My TARTARIAN name is Yogon Trushyn.
My family comes from the great city of Uusoo, near the 100th MERIDIAN. These secrets are buried in the music video below.
In the years between the GREAT MUD FLOOD of 1780, and the last of the nuclear fires died down in 1870, my family migrated to the Oneida Utopian Colony where men and women had monkey sex and goals. Our jumbled past fills volumes with air pocket miracles. We ruled 67 tribes of hooker women. Our WINE was envied. We laid down our seed trail in the EAST and then moved WEST when the maps erased our names and the FLAME of Old Tartary was extinguished.
We ruled the SKIES as SPACE DEMONS and DIRIGIBLE DUKES! My great-great-great-great-great-great-great-great GRANDPA was the 64th Commodore of the GREAT TARTARY SKY NAVY … aka COMMODORE-64 … all of this encoded into the ephemera of modernity. Terrors struck the pimp lords of ANCIENT S’COMPTON and the frugal lords of Jebluus wound needle string tomes of longing and soup. During the GREAT SKY RACE of 1745, my ancestors flew a ship called the CLOUD BUSTER and its flag was gold and red and white and black. There is still a statue to my greatest ancestor, Admiral James T. Kirk, you can see it here:

And as with so much evidence of ANCIENT TARTARY, this statue was renamed FIRST and then TOPPLED by the communists and frag-warriors of MONKEY HERPES FAME.
TARTARY has been at war with DENMARK for 24,000 years …
Danes ravaged our women and stole our cigarettes …
Danes would not brush their teeth and consumed canned fish and stale vegetables …
We fought so many sky battles against the DANES and Hooker Republics of Mars.

Our lesser ancestors cleaned toilets and ate mule paste.
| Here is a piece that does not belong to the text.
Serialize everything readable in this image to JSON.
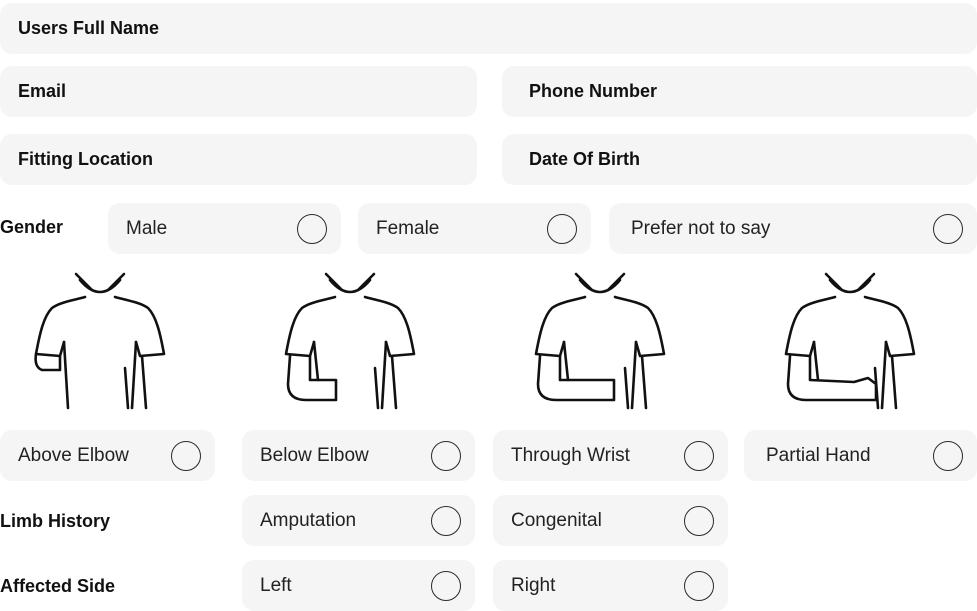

They wandered the 8 realms of Tartary, stealing, messing about, working the docks and selling guns and whiskey to the IRISH.
I have only recently discovered my family’s origins after consuming a special mushroom and having a sample of my jizz analyzed by super-scientists at the BIOMAT money-4-blood shoppe. Inside my power-protein are the lines of past adventures and princely passions. There is a lost Shakespearean FOLIO that outlines in many histories the story of my family, but these documents were lost and replaced with INFINITE STAR WARS and MARVEL MOVIES.
Careful harmonic analysis of RAP MUSIC inscribes these truths as MIND ETCHINGS and broken tantrum dreams. WEEVIL WONDER lay beneath the deceptions and the liars must be beaten with rods. Travelers from other dimensions have relayed other findings and the MOTHMAN tells his own tale.
WE RODE MAMMOTH and ate like kings in old TARTARY.

One of my ancestors married a GIANT named “Old Tooth” – Old Tooth has one big tooth and spent his days smoking crack and hanging on the stoop of their apartment … drinking malt liquor.

Many years ago we discovered ancient jars of clay.
Stored in the jars was a dried substance, dusty, musty, pale and moldy. The material was sticky and when water was added to it, it became a smoky white griddle-cake topping. This was the kind of breakfast food that the TARTARIANS consumed daily, a wretched grease habit picked up from the DANES.
My TARTARIAN NAME is traced to KINGS AND QUEENS that ruled the bug trade of those ancient times. We accrued and LOST great wealth, and when the MUD FLOOD arrived and the 100 years of chaos we were some of the TRUE SURVIVORS, hanging on to the last crusty on the edge of the toilet bowl. We call it the GREAT FLUSH, you skleeb-yeoman call it the MUD FLOOD … we are not the same.
Maps from 1767 show my family’s holdings stretching from WEST CHICAGO to the RIO GRANDE and all the way to PORT ANGELES, WA. We owned the 5 castles which guarded the NORTH PASSAGE and we traded with sklyg-orks and weasel-woke.